Quality-of-Service (QoS) refers to traffic control mechanisms that seek to either differentiate performance based on application or network-operator requirements or provide predictable or guaranteed performance to applications, sessions, or traffic aggregates. Basic phenomenon for QoS means in terms of packet delay and losses of various kinds.

Need for QoS –

• Video and audio conferencing require bounded delay and loss rate.
• Video and audio streaming requires bounded packet loss rate, it may not be so sensitive to delay.
• Time-critical applications (real-time control) in which bounded delay is considered to be an important factor.
• Valuable applications should be provided better services than less valuable applications.

QoS Specification –
QoS requirements can be specified as:

1. Delay
2. Delay Variation(Jitter)
3. Throughput
4. Error Rate

There are two types of QoS Solutions:

1. Stateless Solutions –
   Routers maintain no fine-grained state about traffic, one positive factor of it is that it is scalable and robust. But it has weak services as there is no guarantee about the kind of delay or performance in a particular application which we have to encounter.
2. Stateful Solutions –
   Routers maintain a per-flow state as flow is very important in providing the Quality-of-Service i.e. providing powerful services such as guaranteed services and high resource utilization, providing protection, and is much less scalable and robust.

Integrated Services(IntServ) –

1. An architecture for providing QoS guarantees in IP networks for individual application sessions.
2. Relies on resource reservation, and routers need to maintain state information of allocated resources and respond to new call setup requests.
3. Network decides whether to admit or deny a new call setup request.

IntServ QoS Components –

• Resource reservation: call setup signaling, traffic, QoS declaration, per-element admission control.
• QoS-sensitive scheduling e.g WFQ queue discipline.
• QoS-sensitive routing algorithm(QSPF)
• QoS-sensitive packet discard strategy.

RSVP-Internet Signaling –
It creates and maintains distributed reservation state, initiated by the receiver and scales for multicast, which needs to be refreshed otherwise reservation times out as it is in soft state. Latest paths were discovered through “PATH” messages (forward direction) and used by RESV messages (reserve direction).

Call Admission –

• Session must first declare it’s QoS requirement and characterize the traffic it will send through the network.
• R-specification: defines the QoS being requested, i.e. what kind of bound we want on the delay, what kind of packet loss is acceptable, etc.
• T-specification: defines the traffic characteristics like bustiness in the traffic.
• A signaling protocol is needed to carry the R-spec and T-spec to the routers where reservation is required.
• Routers will admit calls based on their R-spec, T-spec and based on the current resource allocated at the routers to other calls.

Diff-Serv –
Differentiated Service is a stateful solution in which each flow doesn’t mean a different state. It provides reduced state services i.e. maintaining state only for larger granular flows rather than end-to-end flows tries to achieve the best of both worlds.

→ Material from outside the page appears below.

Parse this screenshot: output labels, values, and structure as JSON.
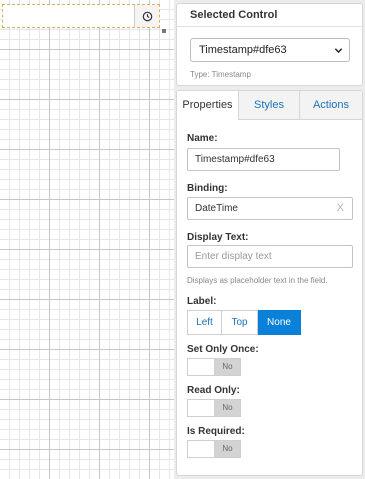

Intended to address the following difficulties with IntServ and RSVP:

1. Flexible Service Models:
   IntServ has only two classes, want to provide more qualitative service classes: want to provide ‘relative’ service distinction.
2. Simpler signaling:
   Many applications and users may only want to specify a more qualitative notion of service.

Streaming Live Multimedia –

• Examples: Internet radio talk show, Live sporting event.
• Streaming: playback buffer, playback buffer can lag tens of seconds after and still have timing constraint.
• Interactivity: fast forward is impossible, but rewind and pause is possible.